To Colby, she wasn’t a person right now. She wasn’t a human being with feelings or emotions, nor was she a broken woman who just found out she was pregnant with her stalker's baby. To him, she was just a tool, a way for him to get what he wanted. However, once he realized that using her wasn’t going to get him any closer to Xavier, she wouldn’t even be that anymore. She would just be a liability. There was no way she was getting out of this. She knew that now. Death was imminent, for both her and her baby.
Chapter Nineteen
Xavier
The first thing he noticed as he began to regain consciousness was the silence. It was too quiet, especially with as many guys as Colby had with him. He knew enough about these guys to know that they were only ever quiet while on a job, and this wasn’t a job. Not a sanctioned one anyway. Rodrigo’s place had never been this quiet because, when guys like them got together in one place, fights were inevitable.

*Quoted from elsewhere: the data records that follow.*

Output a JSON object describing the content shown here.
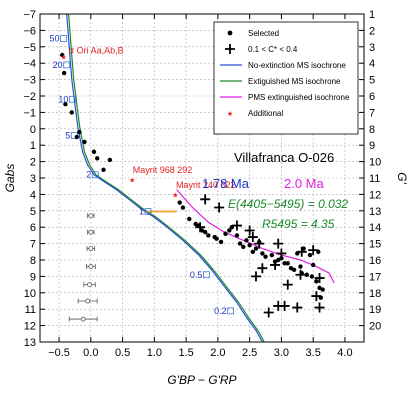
{
  "chart_data": {
    "type": "scatter",
    "title": "Villafranca O-026",
    "xlabel": "G'BP − G'RP",
    "ylabel_left": "Gabs",
    "ylabel_right": "G'",
    "xlim": [
      -0.8,
      4.3
    ],
    "ylim_left": [
      13,
      -7
    ],
    "ylim_right": [
      21,
      1
    ],
    "xticks": [
      "−0.5",
      "0.0",
      "0.5",
      "1.0",
      "1.5",
      "2.0",
      "2.5",
      "3.0",
      "3.5",
      "4.0"
    ],
    "yticks_left": [
      "13",
      "12",
      "11",
      "10",
      "9",
      "8",
      "7",
      "6",
      "5",
      "4",
      "3",
      "2",
      "1",
      "0",
      "−1",
      "−2",
      "−3",
      "−4",
      "−5",
      "−6",
      "−7"
    ],
    "yticks_right": [
      "1",
      "2",
      "3",
      "4",
      "5",
      "6",
      "7",
      "8",
      "9",
      "10",
      "11",
      "12",
      "13",
      "14",
      "15",
      "16",
      "17",
      "18",
      "19",
      "20"
    ],
    "grid": true,
    "legend_position": "top-right",
    "legend": [
      {
        "label": "Selected",
        "marker": "dot",
        "color": "#000000"
      },
      {
        "label": "0.1 < C* < 0.4",
        "marker": "plus",
        "color": "#000000"
      },
      {
        "label": "No-extinction MS isochrone",
        "marker": "line",
        "color": "#2b4fd8"
      },
      {
        "label": "Extiguished MS isochrone",
        "marker": "line",
        "color": "#1a8a2a"
      },
      {
        "label": "PMS extinguished isochrone",
        "marker": "line",
        "color": "#e020e0"
      },
      {
        "label": "Additional",
        "marker": "star",
        "color": "#e02020"
      }
    ],
    "annotations": {
      "age_blue": "1.78 Ma",
      "age_magenta": "2.0 Ma",
      "extinction": "E(4405−5495) = 0.032",
      "rv": "R5495 = 4.35",
      "star1": "σ Ori Aa,Ab,B",
      "star2": "Mayrit 968 292",
      "star3": "Mayrit 240 322"
    },
    "colors": {
      "no_extinction": "#2b4fd8",
      "extinguished": "#1a8a2a",
      "pms": "#e020e0",
      "link": "#f0a020",
      "additional": "#e02020",
      "mass_marker": "#3a7ad0"
    },
    "mass_labels": [
      {
        "label": "50",
        "x": -0.43,
        "y": -5.5
      },
      {
        "label": "20",
        "x": -0.38,
        "y": -3.9
      },
      {
        "label": "10",
        "x": -0.29,
        "y": -1.8
      },
      {
        "label": "5",
        "x": -0.26,
        "y": 0.4
      },
      {
        "label": "2",
        "x": 0.07,
        "y": 2.8
      },
      {
        "label": "1",
        "x": 0.9,
        "y": 5.05
      },
      {
        "label": "0.5",
        "x": 1.82,
        "y": 8.9
      },
      {
        "label": "0.2",
        "x": 2.2,
        "y": 11.1
      }
    ],
    "ms_no_ext": [
      [
        -0.38,
        -7
      ],
      [
        -0.34,
        -5.0
      ],
      [
        -0.3,
        -3.0
      ],
      [
        -0.25,
        -1.5
      ],
      [
        -0.2,
        0.0
      ],
      [
        -0.13,
        1.4
      ],
      [
        -0.05,
        2.2
      ],
      [
        0.05,
        2.8
      ],
      [
        0.2,
        3.2
      ],
      [
        0.4,
        3.7
      ],
      [
        0.6,
        4.3
      ],
      [
        0.8,
        4.9
      ],
      [
        1.0,
        5.4
      ],
      [
        1.2,
        6.0
      ],
      [
        1.45,
        6.8
      ],
      [
        1.7,
        7.7
      ],
      [
        1.9,
        8.6
      ],
      [
        2.1,
        9.6
      ],
      [
        2.3,
        10.6
      ],
      [
        2.45,
        11.5
      ],
      [
        2.6,
        12.3
      ],
      [
        2.7,
        13
      ]
    ],
    "ms_ext": [
      [
        -0.35,
        -7
      ],
      [
        -0.31,
        -5.0
      ],
      [
        -0.27,
        -3.0
      ],
      [
        -0.22,
        -1.5
      ],
      [
        -0.17,
        0.0
      ],
      [
        -0.1,
        1.4
      ],
      [
        -0.02,
        2.2
      ],
      [
        0.08,
        2.8
      ],
      [
        0.23,
        3.2
      ],
      [
        0.43,
        3.7
      ],
      [
        0.63,
        4.3
      ],
      [
        0.83,
        4.9
      ],
      [
        1.03,
        5.4
      ],
      [
        1.23,
        6.0
      ],
      [
        1.48,
        6.8
      ],
      [
        1.73,
        7.7
      ],
      [
        1.93,
        8.6
      ],
      [
        2.13,
        9.6
      ],
      [
        2.33,
        10.6
      ],
      [
        2.48,
        11.5
      ],
      [
        2.63,
        12.3
      ],
      [
        2.73,
        13
      ]
    ],
    "pms": [
      [
        1.35,
        3.7
      ],
      [
        1.6,
        4.8
      ],
      [
        1.85,
        5.7
      ],
      [
        2.1,
        6.3
      ],
      [
        2.4,
        6.8
      ],
      [
        2.7,
        7.3
      ],
      [
        3.0,
        7.7
      ],
      [
        3.3,
        8.0
      ],
      [
        3.55,
        8.4
      ],
      [
        3.75,
        8.8
      ],
      [
        3.83,
        9.4
      ]
    ],
    "link": [
      [
        0.88,
        5.05
      ],
      [
        1.35,
        5.05
      ]
    ],
    "selected": [
      [
        -0.45,
        -4.5
      ],
      [
        -0.42,
        -3.4
      ],
      [
        -0.4,
        -1.5
      ],
      [
        -0.3,
        -1.0
      ],
      [
        -0.22,
        0.5
      ],
      [
        -0.18,
        0.2
      ],
      [
        -0.1,
        0.8
      ],
      [
        0.05,
        1.4
      ],
      [
        0.1,
        1.8
      ],
      [
        0.2,
        2.5
      ],
      [
        0.3,
        1.9
      ],
      [
        1.4,
        4.5
      ],
      [
        1.45,
        4.8
      ],
      [
        1.55,
        5.5
      ],
      [
        1.65,
        5.8
      ],
      [
        1.7,
        5.9
      ],
      [
        1.75,
        6.2
      ],
      [
        1.8,
        6.3
      ],
      [
        1.85,
        6.5
      ],
      [
        1.95,
        6.6
      ],
      [
        1.98,
        6.7
      ],
      [
        2.05,
        6.9
      ],
      [
        2.12,
        6.4
      ],
      [
        2.18,
        6.2
      ],
      [
        2.22,
        6.0
      ],
      [
        2.3,
        6.5
      ],
      [
        2.35,
        7.0
      ],
      [
        2.4,
        7.2
      ],
      [
        2.45,
        6.8
      ],
      [
        2.5,
        7.1
      ],
      [
        2.55,
        7.5
      ],
      [
        2.6,
        7.3
      ],
      [
        2.65,
        6.9
      ],
      [
        2.7,
        7.6
      ],
      [
        2.75,
        7.8
      ],
      [
        2.85,
        7.7
      ],
      [
        2.9,
        8.1
      ],
      [
        2.95,
        8.0
      ],
      [
        3.0,
        7.9
      ],
      [
        3.05,
        8.2
      ],
      [
        3.1,
        8.2
      ],
      [
        3.15,
        8.5
      ],
      [
        3.2,
        8.6
      ],
      [
        3.25,
        7.6
      ],
      [
        3.3,
        8.4
      ],
      [
        3.32,
        8.8
      ],
      [
        3.35,
        7.3
      ],
      [
        3.4,
        8.9
      ],
      [
        3.45,
        7.7
      ],
      [
        3.48,
        9.0
      ],
      [
        3.5,
        8.3
      ],
      [
        3.55,
        9.3
      ],
      [
        3.58,
        7.5
      ],
      [
        3.6,
        9.7
      ],
      [
        3.62,
        10.3
      ],
      [
        3.65,
        9.8
      ]
    ],
    "crosses": [
      [
        1.8,
        4.3
      ],
      [
        2.02,
        4.8
      ],
      [
        1.72,
        6.0
      ],
      [
        2.3,
        5.9
      ],
      [
        2.5,
        6.2
      ],
      [
        2.55,
        6.6
      ],
      [
        2.65,
        7.0
      ],
      [
        2.95,
        7.0
      ],
      [
        3.0,
        7.6
      ],
      [
        3.32,
        7.5
      ],
      [
        3.5,
        7.4
      ],
      [
        2.7,
        8.5
      ],
      [
        2.6,
        9.0
      ],
      [
        2.9,
        8.3
      ],
      [
        3.3,
        8.9
      ],
      [
        3.6,
        9.1
      ],
      [
        3.1,
        9.5
      ],
      [
        3.05,
        10.8
      ],
      [
        2.95,
        10.8
      ],
      [
        3.25,
        10.9
      ],
      [
        3.6,
        10.9
      ],
      [
        3.55,
        10.2
      ],
      [
        2.8,
        11.2
      ]
    ],
    "additional": [
      [
        -0.43,
        -4.4
      ],
      [
        0.65,
        3.1
      ],
      [
        1.33,
        4.0
      ]
    ],
    "error_bars": [
      {
        "x": 0.0,
        "y": 5.3,
        "err": 0.05
      },
      {
        "x": 0.0,
        "y": 6.3,
        "err": 0.05
      },
      {
        "x": 0.0,
        "y": 7.3,
        "err": 0.06
      },
      {
        "x": 0.0,
        "y": 8.4,
        "err": 0.07
      },
      {
        "x": -0.02,
        "y": 9.5,
        "err": 0.09
      },
      {
        "x": -0.05,
        "y": 10.5,
        "err": 0.15
      },
      {
        "x": -0.12,
        "y": 11.6,
        "err": 0.22
      }
    ]
  }
}
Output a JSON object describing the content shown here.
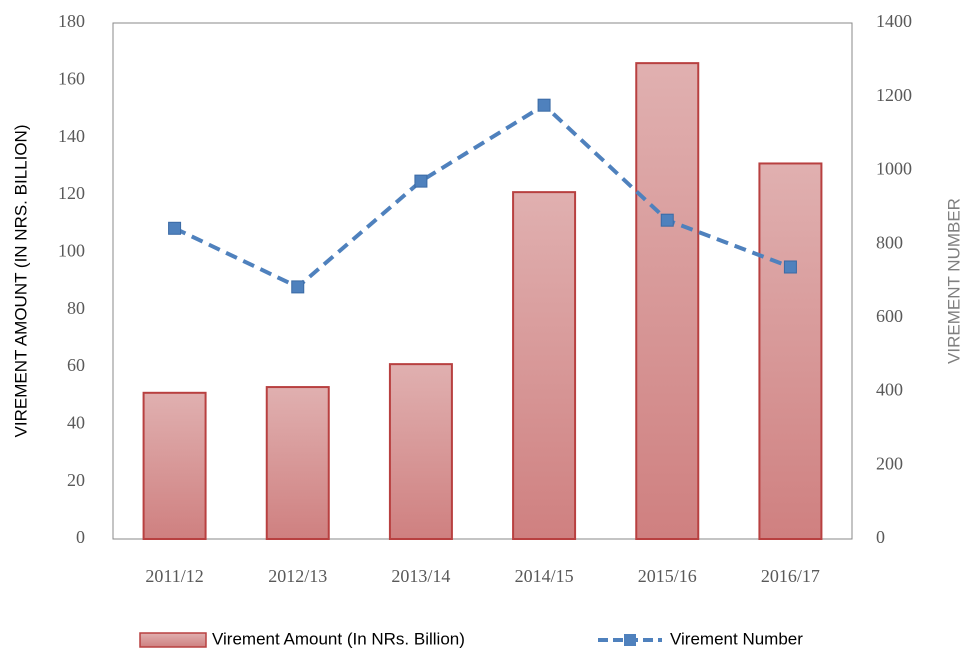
{
  "chart_data": {
    "type": "bar",
    "categories": [
      "2011/12",
      "2012/13",
      "2013/14",
      "2014/15",
      "2015/16",
      "2016/17"
    ],
    "series": [
      {
        "name": "Virement Amount (In NRs. Billion)",
        "type": "bar",
        "color": "#d48a8a",
        "values": [
          51,
          53,
          61,
          121,
          166,
          131
        ]
      },
      {
        "name": "Virement Number",
        "type": "line",
        "axis": "y2",
        "color": "#4f81bd",
        "values": [
          843,
          684,
          971,
          1177,
          865,
          738
        ]
      }
    ],
    "ylabel": "VIREMENT AMOUNT (IN NRS. BILLION)",
    "y2label": "VIREMENT NUMBER",
    "ylim": [
      0,
      180
    ],
    "yticks": [
      0,
      20,
      40,
      60,
      80,
      100,
      120,
      140,
      160,
      180
    ],
    "y2lim": [
      0,
      1400
    ],
    "y2ticks": [
      0,
      200,
      400,
      600,
      800,
      1000,
      1200,
      1400
    ],
    "grid": false,
    "legend": "bottom"
  }
}
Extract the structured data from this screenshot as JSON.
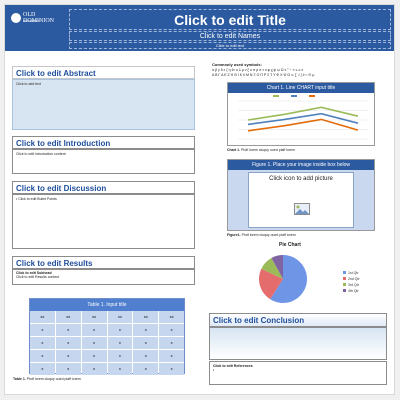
{
  "header": {
    "logo_line1": "OLD DOMINION",
    "logo_line2": "UNIVERSITY",
    "title": "Click to edit Title",
    "names": "Click to edit Names",
    "affiliation": "Click to edit text"
  },
  "abstract": {
    "heading": "Click to edit Abstract",
    "body": "Click to add text"
  },
  "introduction": {
    "heading": "Click to edit Introduction",
    "body": "Click to edit introduction content"
  },
  "discussion": {
    "heading": "Click to edit Discussion",
    "body": "• Click to edit Bullet Points"
  },
  "results": {
    "heading": "Click to edit Results",
    "subhead": "Click to edit Subhead",
    "body": "Click to edit Results content"
  },
  "table": {
    "title": "Table 1. Input title",
    "caption_bold": "Table 1.",
    "caption": " Phdf lorem ciuquy oued plaff lorem",
    "cells": [
      "xx",
      "xx",
      "xx",
      "xx",
      "xx",
      "xx",
      "x",
      "x",
      "x",
      "x",
      "x",
      "x",
      "x",
      "x",
      "x",
      "x",
      "x",
      "x",
      "x",
      "x",
      "x",
      "x",
      "x",
      "x",
      "x",
      "x",
      "x",
      "x",
      "x",
      "x"
    ]
  },
  "symbols": {
    "label": "Commonly used symbols:",
    "row1": "α β γ δ ε ζ η θ ι κ λ μ ν ξ ο π ρ σ τ υ φ χ ψ ω Ω ± ° ÷ × ≤ ≥ ≠",
    "row2": "Α Β Γ Δ Ε Ζ Η Θ Ι Κ Λ Μ Ν Ξ Ο Π Ρ Σ Τ Υ Φ Χ Ψ Ω ∞ ∑ √ ∫ ∂ ≈ ∈ µ"
  },
  "chart_data": [
    {
      "type": "line",
      "title": "Chart 1. Line CHART input title",
      "caption_bold": "Chart 1.",
      "caption": " Phdf lorem ciuquy oued plaff lorem",
      "categories": [
        "",
        "",
        "",
        ""
      ],
      "series": [
        {
          "color": "#9bbb59",
          "values": [
            3.0,
            3.9,
            5.0,
            3.6
          ]
        },
        {
          "color": "#4f81bd",
          "values": [
            2.3,
            3.1,
            4.0,
            2.5
          ]
        },
        {
          "color": "#e46c0a",
          "values": [
            1.3,
            2.1,
            3.1,
            1.4
          ]
        }
      ],
      "ylim": [
        0,
        6
      ]
    },
    {
      "type": "pie",
      "title": "Pie Chart",
      "labels": [
        "1st Qtr",
        "2nd Qtr",
        "3rd Qtr",
        "4th Qtr"
      ],
      "values": [
        59,
        23,
        10,
        8
      ],
      "colors": [
        "#6f95e6",
        "#e46c6c",
        "#9bbb59",
        "#8064a2"
      ]
    }
  ],
  "figure": {
    "title": "Figure 1. Place your image inside box below",
    "placeholder": "Click icon to add picture",
    "caption_bold": "Figure1.",
    "caption": " Phdf lorem ciuquy oued plaff lorem"
  },
  "conclusion": {
    "heading": "Click to edit Conclusion",
    "body": ""
  },
  "references": {
    "heading": "Click to edit References",
    "body": "•"
  },
  "colors": {
    "header": "#2c5aa0",
    "accent": "#1f4e9b"
  }
}
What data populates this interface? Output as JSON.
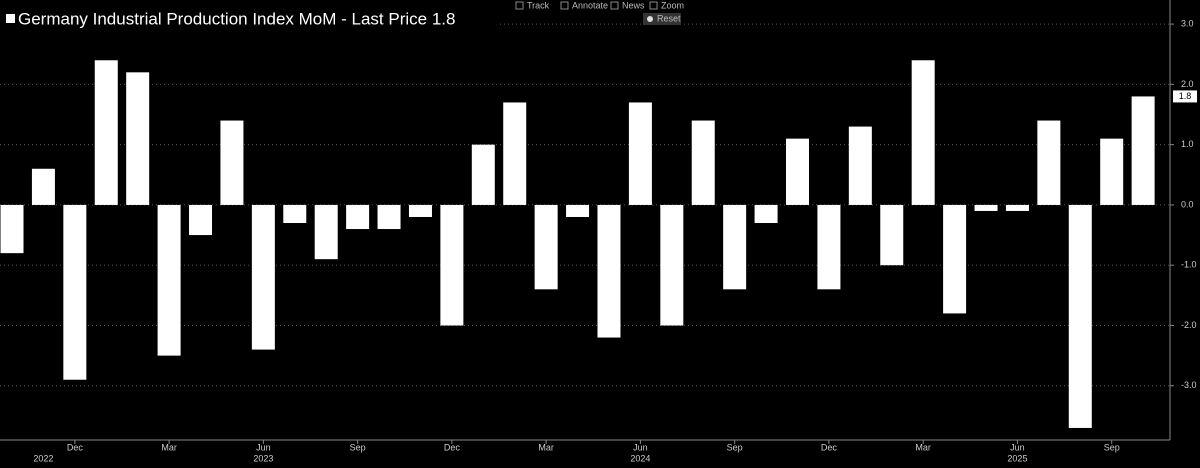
{
  "chart_data": {
    "type": "bar",
    "title": "Germany Industrial Production Index MoM - Last Price 1.8",
    "categories": [
      null,
      null,
      "Dec",
      null,
      null,
      "Mar",
      null,
      null,
      "Jun",
      null,
      null,
      "Sep",
      null,
      null,
      "Dec",
      null,
      null,
      "Mar",
      null,
      null,
      "Jun",
      null,
      null,
      "Sep",
      null,
      null,
      "Dec",
      null,
      null,
      "Mar",
      null,
      null,
      "Jun",
      null,
      null,
      "Sep",
      null
    ],
    "years": [
      null,
      "2022",
      null,
      null,
      null,
      null,
      null,
      null,
      "2023",
      null,
      null,
      null,
      null,
      null,
      null,
      null,
      null,
      null,
      null,
      null,
      "2024",
      null,
      null,
      null,
      null,
      null,
      null,
      null,
      null,
      null,
      null,
      null,
      "2025",
      null,
      null,
      null,
      null
    ],
    "values": [
      -0.8,
      0.6,
      -2.9,
      2.4,
      2.2,
      -2.5,
      -0.5,
      1.4,
      -2.4,
      -0.3,
      -0.9,
      -0.4,
      -0.4,
      -0.2,
      -2.0,
      1.0,
      1.7,
      -1.4,
      -0.2,
      -2.2,
      1.7,
      -2.0,
      1.4,
      -1.4,
      -0.3,
      1.1,
      -1.4,
      1.3,
      -1.0,
      2.4,
      -1.8,
      -0.1,
      -0.1,
      1.4,
      -3.7,
      1.1,
      1.8
    ],
    "color": "#ffffff",
    "ylim": [
      -3.9,
      3.4
    ],
    "yticks": [
      {
        "value": 3,
        "label": "3.0"
      },
      {
        "value": 2,
        "label": "2.0"
      },
      {
        "value": 1,
        "label": "1.0"
      },
      {
        "value": 0,
        "label": "0.0"
      },
      {
        "value": -1,
        "label": "-1.0"
      },
      {
        "value": -2,
        "label": "-2.0"
      },
      {
        "value": -3,
        "label": "-3.0"
      }
    ],
    "grid": true,
    "toolbar": [
      "Track",
      "Annotate",
      "News",
      "Zoom"
    ],
    "reset": "Reset"
  }
}
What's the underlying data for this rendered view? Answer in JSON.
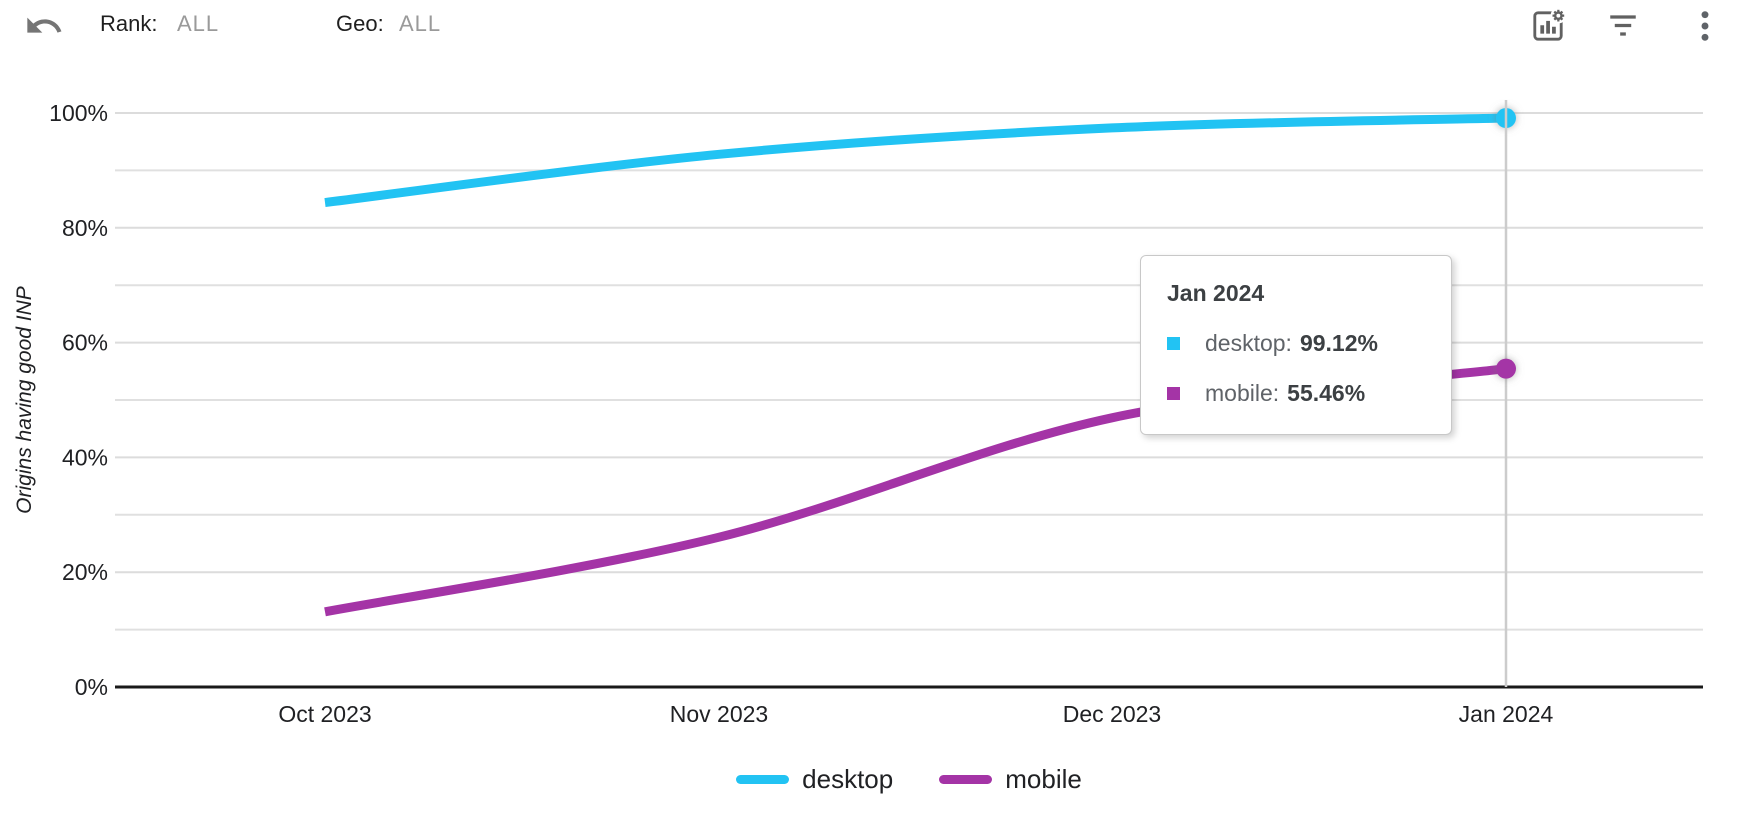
{
  "toolbar": {
    "rank_label": "Rank:",
    "rank_value": "ALL",
    "geo_label": "Geo:",
    "geo_value": "ALL"
  },
  "chart_data": {
    "type": "line",
    "title": "",
    "xlabel": "",
    "ylabel": "Origins having good INP",
    "x": [
      "Oct 2023",
      "Nov 2023",
      "Dec 2023",
      "Jan 2024"
    ],
    "series": [
      {
        "name": "desktop",
        "color": "#22c3f3",
        "values": [
          84.4,
          92.8,
          97.4,
          99.12
        ]
      },
      {
        "name": "mobile",
        "color": "#a434a6",
        "values": [
          13.1,
          26.1,
          46.9,
          55.46
        ]
      }
    ],
    "ylim": [
      0,
      100
    ],
    "yticks_labeled": [
      0,
      20,
      40,
      60,
      80,
      100
    ],
    "yticks_minor": [
      10,
      30,
      50,
      70,
      90
    ],
    "ytick_suffix": "%",
    "grid": true,
    "legend_position": "bottom",
    "highlighted_x": "Jan 2024"
  },
  "tooltip": {
    "title": "Jan 2024",
    "rows": [
      {
        "label": "desktop",
        "value": "99.12%",
        "color": "#22c3f3"
      },
      {
        "label": "mobile",
        "value": "55.46%",
        "color": "#a434a6"
      }
    ]
  },
  "legend": {
    "items": [
      {
        "label": "desktop",
        "color": "#22c3f3"
      },
      {
        "label": "mobile",
        "color": "#a434a6"
      }
    ]
  }
}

The next thing he noticed was the intense and excruciating pain, causing him to take account of his injuries. It felt as though every bone in his body had been shattered and was slowly fusing themselves back together, particularly in his head. It had been a very long time since he’d felt pain this severe, but he would heal. He had done it before and was clearly doing so now.
It took him a few moments, but he managed to pry both of his eyes open. They felt like sandpaper, and one was still swollen, but his shifter healing was seemingly working overtime. The last he remembered, he couldn’t open one eye at all.